LinuxQuestions.org

LinuxQuestions.org (/questions/)
-   Programming (https://www.linuxquestions.org/questions/programming-9/)
-   -   Bash Scripting - Output as Multiple Files (https://www.linuxquestions.org/questions/programming-9/bash-scripting-output-as-multiple-files-858814/)

zer0signal 01-26-2011 11:24 AM

Bash Scripting - Output as Multiple Files
 
Ok here is what I am trying to do. I have wrote a 1 line command that parses a file, locates the IP Address in the file and then trims the output the way I want it, and then sorts numerically and by uniqueness and then >> appends to output.txt

I can get all the IP's into 1 file "output.txt", but what I am really looking for is some type of way to create a text file, for each IP it finds labeled xxx.xxx.xxx.xxx.txt and also put that ip address into that file..

xxx.xxx.xxx.xxx = the ip address it finds

Can anyone offer suggestions on the best approach for this...?

Thanks

colucix 01-26-2011 11:38 AM

If you have the IP stored in a variable (using command substitution) you can simply do
Code:

echo $ip > $ip.txt
What is the command line you mentioned? If using awk it can be even more straightforward.

zer0signal 01-26-2011 11:43 AM

Quote:

What is the command line you mentioned?

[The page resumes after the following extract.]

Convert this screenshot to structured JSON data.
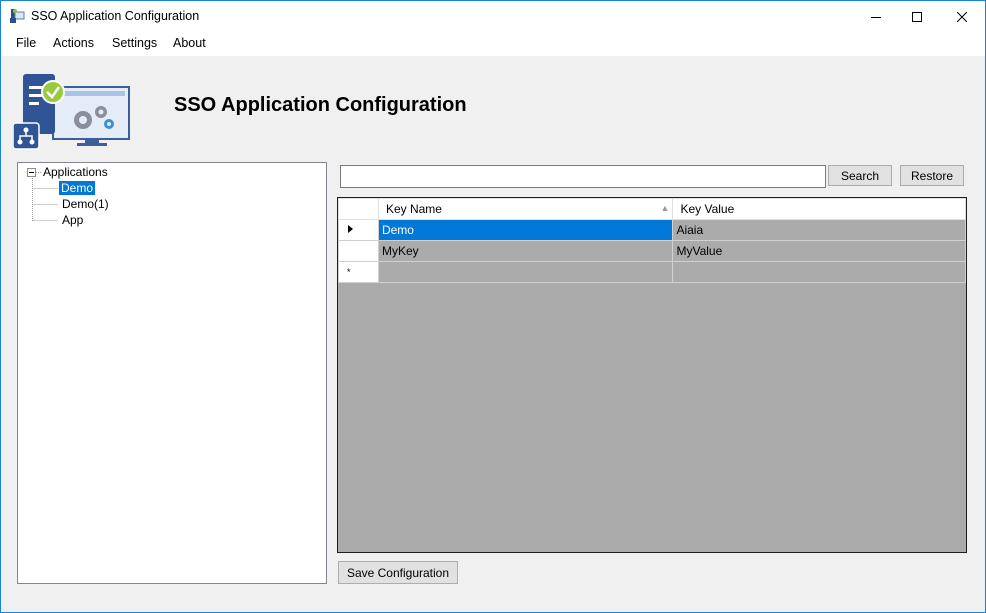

If using awk it can be even more straightforward.
I am using awk to specify my separator.

cat /var/log/secure |grep "Failed password" | awk -F'from' '{ print $2 } ' | cut -d" " -f2 | sort -n -u > list.txt

colucix 01-26-2011 12:26 PM

awk has all the grep and cut functionality, so that your line can be condensed into:
Code:

awk '
/Failed password/ {
  ip = gensub(/.*from ([[:digit:].]+) .*/,"\\1","g")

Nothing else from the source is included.